Они договорились о встрече. Теперь Андрей должен был приехать в Москву.
Предстояло изучить обряд отпевания усопшего. Андрей с Виталием выбрали церковь на окраине города.
Покойница лежала в простом тесовом гробу, ее внесли в церковь и поставили на деревянные подставки под висячей рогатой люстрой. Вошла молодая монашка. В черном широком одеянии, перетянутом кожаным поясом, в черном платье, она бесшумно двигалась по церкви, зажигала перед образами лампады и свечи. Лицо у нее было какое-то исступленное, бледное, она ни на кого не глядела, никого не замечала.
В изголовье гроба и по его бокам монашка поставила тяжелые серебряные ставники с лампадами. Гибкой, молодой рукой поднесла зажженную свечу к лампадам, и на отрешенном восковом лице покойницы заиграли розоватые отблески.
Монахиня накрыла гроб покрывалом с вышитым крестом, на грудь покойницы положила иконку, на лоб — венчик, в руку вложила свернутый листок бумаги — «отпуск».
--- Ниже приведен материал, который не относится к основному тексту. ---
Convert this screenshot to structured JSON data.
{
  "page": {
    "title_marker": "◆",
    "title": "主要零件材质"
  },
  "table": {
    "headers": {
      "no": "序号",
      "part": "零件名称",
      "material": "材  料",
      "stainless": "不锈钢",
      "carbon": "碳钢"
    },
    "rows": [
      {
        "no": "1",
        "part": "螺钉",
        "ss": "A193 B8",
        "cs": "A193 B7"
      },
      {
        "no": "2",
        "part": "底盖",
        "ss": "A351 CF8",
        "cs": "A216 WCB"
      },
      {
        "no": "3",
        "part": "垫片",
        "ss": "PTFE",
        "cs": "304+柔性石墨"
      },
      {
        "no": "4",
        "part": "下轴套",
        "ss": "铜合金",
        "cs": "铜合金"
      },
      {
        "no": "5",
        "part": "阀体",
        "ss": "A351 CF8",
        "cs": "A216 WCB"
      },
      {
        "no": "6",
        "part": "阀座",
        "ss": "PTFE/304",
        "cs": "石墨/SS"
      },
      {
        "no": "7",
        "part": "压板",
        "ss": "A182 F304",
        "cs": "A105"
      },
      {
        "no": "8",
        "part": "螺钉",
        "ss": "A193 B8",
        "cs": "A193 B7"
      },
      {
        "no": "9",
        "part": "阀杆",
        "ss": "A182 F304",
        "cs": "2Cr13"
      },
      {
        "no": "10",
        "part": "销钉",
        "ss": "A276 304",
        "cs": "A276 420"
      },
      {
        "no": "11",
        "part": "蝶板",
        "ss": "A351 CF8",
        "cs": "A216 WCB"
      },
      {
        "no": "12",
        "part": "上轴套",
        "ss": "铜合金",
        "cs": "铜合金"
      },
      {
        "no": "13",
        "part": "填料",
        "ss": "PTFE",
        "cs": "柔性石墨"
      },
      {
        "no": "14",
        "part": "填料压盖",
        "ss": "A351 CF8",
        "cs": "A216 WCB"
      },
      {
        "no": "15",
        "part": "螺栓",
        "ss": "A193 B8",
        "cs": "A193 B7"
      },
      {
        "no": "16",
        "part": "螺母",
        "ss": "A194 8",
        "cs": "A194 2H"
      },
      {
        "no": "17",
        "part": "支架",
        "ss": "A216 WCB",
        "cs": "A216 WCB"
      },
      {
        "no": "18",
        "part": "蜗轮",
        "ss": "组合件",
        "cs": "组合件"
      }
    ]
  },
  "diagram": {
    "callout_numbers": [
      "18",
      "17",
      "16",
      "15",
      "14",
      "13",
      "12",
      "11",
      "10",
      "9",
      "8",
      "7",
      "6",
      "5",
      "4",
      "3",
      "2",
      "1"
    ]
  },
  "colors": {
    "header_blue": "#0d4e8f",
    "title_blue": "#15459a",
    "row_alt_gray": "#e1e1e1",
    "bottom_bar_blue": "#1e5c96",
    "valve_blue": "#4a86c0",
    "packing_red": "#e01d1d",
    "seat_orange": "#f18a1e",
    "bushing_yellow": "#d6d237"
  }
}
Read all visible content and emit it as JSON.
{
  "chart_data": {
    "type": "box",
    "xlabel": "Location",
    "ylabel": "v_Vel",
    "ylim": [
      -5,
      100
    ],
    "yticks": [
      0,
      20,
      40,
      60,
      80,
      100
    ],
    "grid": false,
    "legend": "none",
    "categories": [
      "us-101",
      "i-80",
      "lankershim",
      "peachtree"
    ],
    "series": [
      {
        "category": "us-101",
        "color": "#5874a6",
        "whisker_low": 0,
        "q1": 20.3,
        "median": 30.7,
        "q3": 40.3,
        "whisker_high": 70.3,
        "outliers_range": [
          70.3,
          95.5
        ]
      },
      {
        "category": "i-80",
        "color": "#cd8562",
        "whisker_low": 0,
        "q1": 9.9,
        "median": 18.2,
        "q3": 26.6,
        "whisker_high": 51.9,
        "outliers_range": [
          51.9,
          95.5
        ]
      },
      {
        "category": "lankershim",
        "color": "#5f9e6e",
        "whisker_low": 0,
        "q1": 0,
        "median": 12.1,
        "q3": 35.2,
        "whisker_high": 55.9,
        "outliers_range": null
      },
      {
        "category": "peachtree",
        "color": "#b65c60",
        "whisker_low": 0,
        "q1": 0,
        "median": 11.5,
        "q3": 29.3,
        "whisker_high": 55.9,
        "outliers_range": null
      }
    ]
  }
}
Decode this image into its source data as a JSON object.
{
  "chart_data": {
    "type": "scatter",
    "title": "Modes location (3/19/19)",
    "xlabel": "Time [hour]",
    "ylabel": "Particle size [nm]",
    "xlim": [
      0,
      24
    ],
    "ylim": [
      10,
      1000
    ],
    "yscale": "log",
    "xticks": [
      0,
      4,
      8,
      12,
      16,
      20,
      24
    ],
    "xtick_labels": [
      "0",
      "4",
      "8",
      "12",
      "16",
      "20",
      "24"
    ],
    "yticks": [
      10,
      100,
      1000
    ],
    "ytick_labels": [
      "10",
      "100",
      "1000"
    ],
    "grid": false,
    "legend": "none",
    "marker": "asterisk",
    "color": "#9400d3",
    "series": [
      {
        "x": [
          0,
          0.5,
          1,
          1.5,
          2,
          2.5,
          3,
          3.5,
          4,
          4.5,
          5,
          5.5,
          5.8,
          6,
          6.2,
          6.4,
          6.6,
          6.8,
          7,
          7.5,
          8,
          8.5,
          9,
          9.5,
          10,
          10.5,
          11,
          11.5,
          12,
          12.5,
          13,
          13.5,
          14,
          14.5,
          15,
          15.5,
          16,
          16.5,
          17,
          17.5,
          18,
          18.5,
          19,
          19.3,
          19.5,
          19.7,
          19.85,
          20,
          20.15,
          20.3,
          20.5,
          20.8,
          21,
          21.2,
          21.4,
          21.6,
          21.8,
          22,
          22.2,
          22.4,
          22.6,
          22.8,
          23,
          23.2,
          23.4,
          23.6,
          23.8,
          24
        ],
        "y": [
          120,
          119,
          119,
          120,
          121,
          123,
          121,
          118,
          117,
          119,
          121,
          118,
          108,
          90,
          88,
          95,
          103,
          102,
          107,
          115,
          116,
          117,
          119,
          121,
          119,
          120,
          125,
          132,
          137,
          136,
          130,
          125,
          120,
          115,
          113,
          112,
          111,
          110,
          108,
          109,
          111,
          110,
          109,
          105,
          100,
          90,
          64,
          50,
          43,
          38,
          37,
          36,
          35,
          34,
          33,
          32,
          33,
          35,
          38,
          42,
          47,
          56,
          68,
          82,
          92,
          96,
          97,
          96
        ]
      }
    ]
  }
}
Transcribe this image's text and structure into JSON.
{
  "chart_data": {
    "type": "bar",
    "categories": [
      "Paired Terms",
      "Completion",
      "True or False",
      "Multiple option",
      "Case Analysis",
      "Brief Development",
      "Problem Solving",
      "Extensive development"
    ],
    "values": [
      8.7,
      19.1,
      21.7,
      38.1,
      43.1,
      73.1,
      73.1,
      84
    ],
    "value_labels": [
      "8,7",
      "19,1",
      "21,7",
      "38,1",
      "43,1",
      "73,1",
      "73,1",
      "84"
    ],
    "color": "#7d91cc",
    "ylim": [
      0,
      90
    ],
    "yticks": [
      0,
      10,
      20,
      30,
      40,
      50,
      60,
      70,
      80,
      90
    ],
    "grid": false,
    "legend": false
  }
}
Церковь быстро наполнилась народом. Андрей присматривался к людям. Здесь было много пожилых женщин и мужчин. Молодых лиц Андрей не заметил. Впрочем, двое оказались совсем юными — девушка лет девятнадцати и пятнадцатилетний мальчик, дети умершей. Лицо девушки, бледное, с сухими, измученными глазами и синими подглазницами, показалось Андрею знакомым. Он долго припоминал, где видел ее, и наконец вспомнил. Она работает продавщицей в магазине.